Heat works to kill bacteria and other microbes. And secondly, it is also used to create emulsions
Some liquids, when combined together will have the tendency to separate because they are not soluble with one another. However, heat can be used to produce an even mixture, known as an emulsion to prevent this from happening. Sometimes these processes can use heat as high as 194 F or 90 C
The downside to using heat, however, is that it will denature proteins and cause vitamins to degrade. It will also alter the potency of compounds or even destroy the original qualities of important bioactive ingredients
Just because a product highlights certain natural ingredients on their labeling and packaging doesn’t necessarily mean it is better for you, or that it will even be effective.
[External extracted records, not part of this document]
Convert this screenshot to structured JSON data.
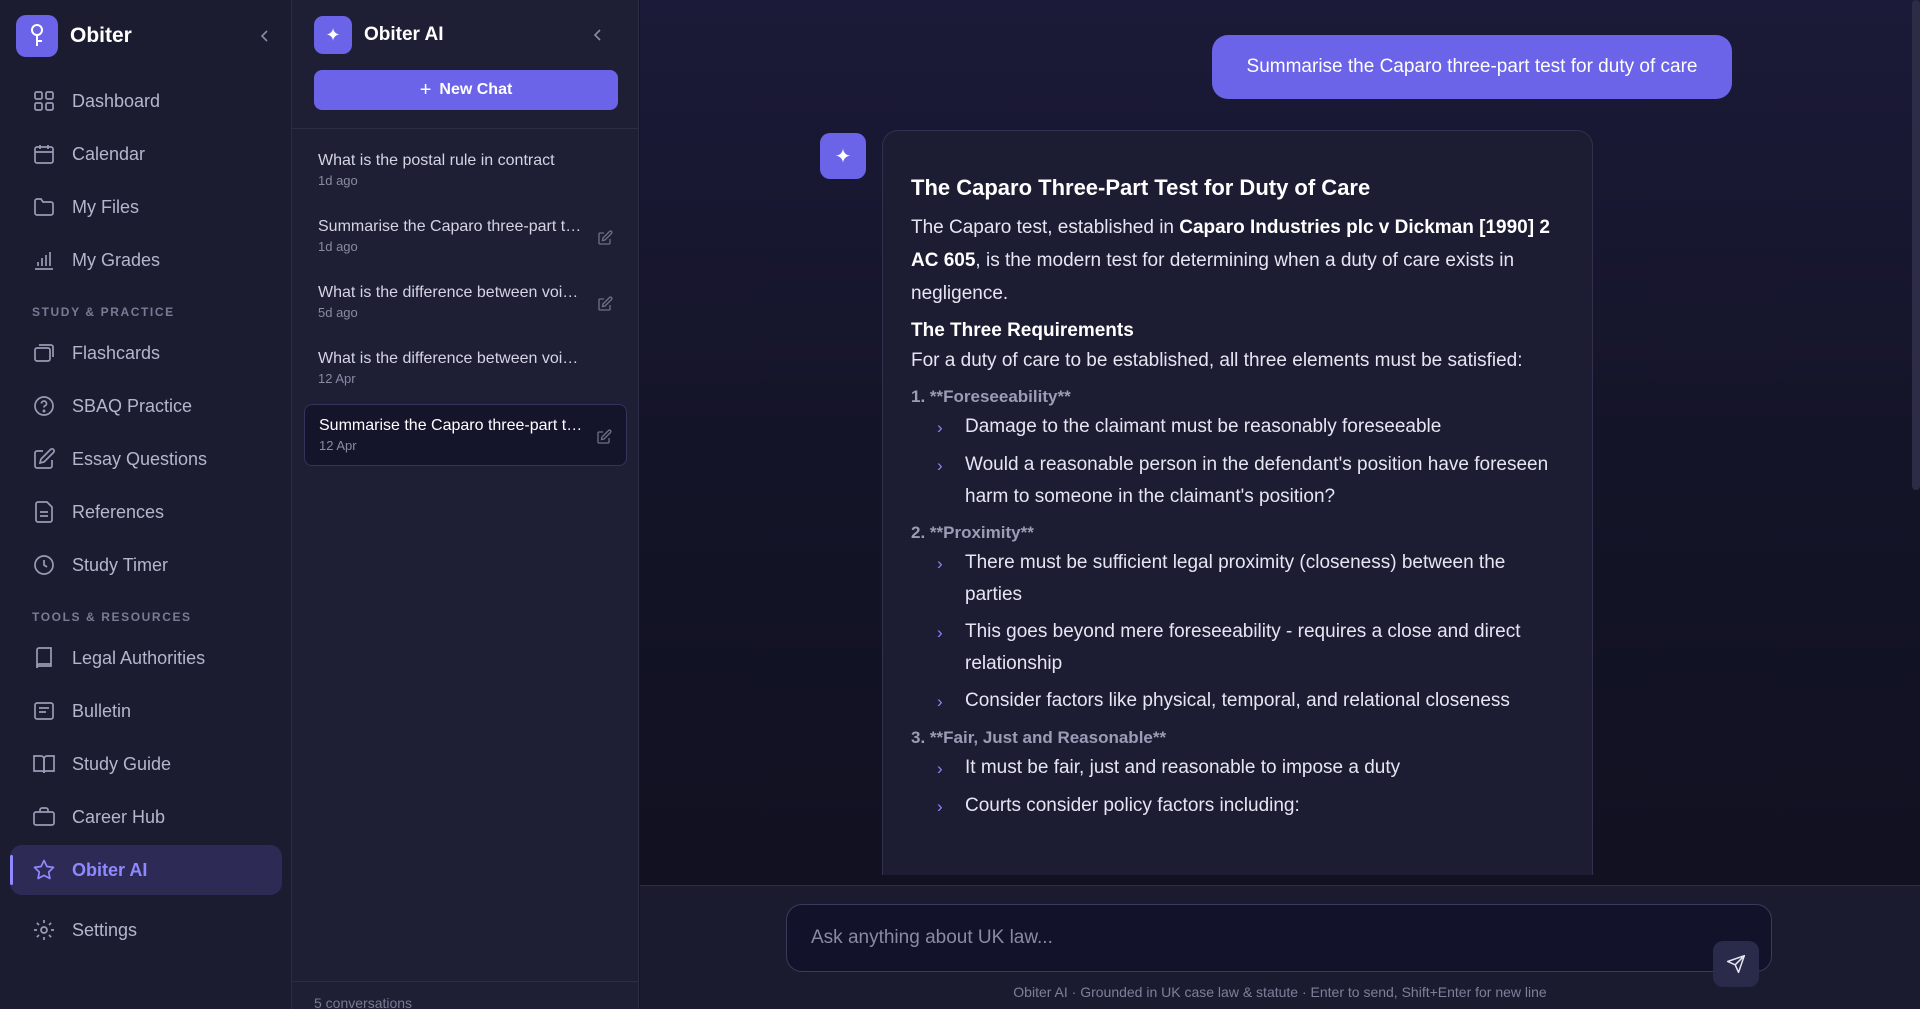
{
  "nav": {
    "brand": "Obiter",
    "items": [
      {
        "label": "Dashboard",
        "icon": "grid-icon"
      },
      {
        "label": "Calendar",
        "icon": "calendar-icon"
      },
      {
        "label": "My Files",
        "icon": "folder-icon"
      },
      {
        "label": "My Grades",
        "icon": "bar-chart-icon"
      }
    ],
    "study_section": "STUDY & PRACTICE",
    "study_items": [
      {
        "label": "Flashcards",
        "icon": "cards-icon"
      },
      {
        "label": "SBAQ Practice",
        "icon": "question-circle-icon"
      },
      {
        "label": "Essay Questions",
        "icon": "edit-icon"
      },
      {
        "label": "References",
        "icon": "document-icon"
      },
      {
        "label": "Study Timer",
        "icon": "clock-icon"
      }
    ],
    "tools_section": "TOOLS & RESOURCES",
    "tools_items": [
      {
        "label": "Legal Authorities",
        "icon": "book-icon"
      },
      {
        "label": "Bulletin",
        "icon": "newspaper-icon"
      },
      {
        "label": "Study Guide",
        "icon": "open-book-icon"
      },
      {
        "label": "Career Hub",
        "icon": "briefcase-icon"
      },
      {
        "label": "Obiter AI",
        "icon": "star-icon"
      }
    ],
    "settings": "Settings",
    "accent": "#8f88ff"
  },
  "chats": {
    "title": "Obiter AI",
    "new_chat": "New Chat",
    "conversations": [
      {
        "title": "What is the postal rule in contract",
        "time": "1d ago"
      },
      {
        "title": "Summarise the Caparo three-part test for duty of care",
        "time": "1d ago"
      },
      {
        "title": "What is the difference between void and voidable contracts",
        "time": "5d ago"
      },
      {
        "title": "What is the difference between void and voidable contracts",
        "time": "12 Apr"
      },
      {
        "title": "Summarise the Caparo three-part test for duty of care",
        "time": "12 Apr"
      }
    ],
    "count": "5 conversations"
  },
  "conversation": {
    "user_message": "Summarise the Caparo three-part test for duty of care",
    "answer": {
      "heading": "The Caparo Three-Part Test for Duty of Care",
      "intro_pre": "The Caparo test, established in ",
      "intro_case": "Caparo Industries plc v Dickman [1990] 2 AC 605",
      "intro_post": ", is the modern test for determining when a duty of care exists in negligence.",
      "subheading": "The Three Requirements",
      "lead": "For a duty of care to be established, all three elements must be satisfied:",
      "req1": "1. **Foreseeability**",
      "req1_points": [
        "Damage to the claimant must be reasonably foreseeable",
        "Would a reasonable person in the defendant's position have foreseen harm to someone in the claimant's position?"
      ],
      "req2": "2. **Proximity**",
      "req2_points": [
        "There must be sufficient legal proximity (closeness) between the parties",
        "This goes beyond mere foreseeability - requires a close and direct relationship",
        "Consider factors like physical, temporal, and relational closeness"
      ],
      "req3": "3. **Fair, Just and Reasonable**",
      "req3_points": [
        "It must be fair, just and reasonable to impose a duty",
        "Courts consider policy factors including:"
      ]
    }
  },
  "composer": {
    "placeholder": "Ask anything about UK law...",
    "footer": "Obiter AI · Grounded in UK case law & statute · Enter to send, Shift+Enter for new line"
  }
}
It will be important to take a deeper look and consider how the ingredients of the product were treated.
Heat Alternatives for Producing Truly Natural and Effective Beauty Products
Again, a beauty product simply labeled with natural ingredients will not necessarily improve your skin or hair, especially if it has been processed with heat. So what should you be on the look-out for instead in your search for more true-to-nature products? Here are some helpful pointers.
The Use of Cold Processing and Natural Emulsifiers
Cold-processing, or cold formulation, involves the exclusion of heat that exceeds room temperature in the preparation of natural ingredients. When excessive heat is used, the beneficial components of the plant are destroyed rendering the product ineffective
The great news is that new advancements in natural product manufacturing prevents the detrimental effects of heat on the actual ingredients. Brands which incorporate the use of these approaches will typically mention this on their labeling. Besides looking for specific ingredients, do some more research and keep your eye out for terms like cold-processing, cold formulation on the packaging or the product website itself.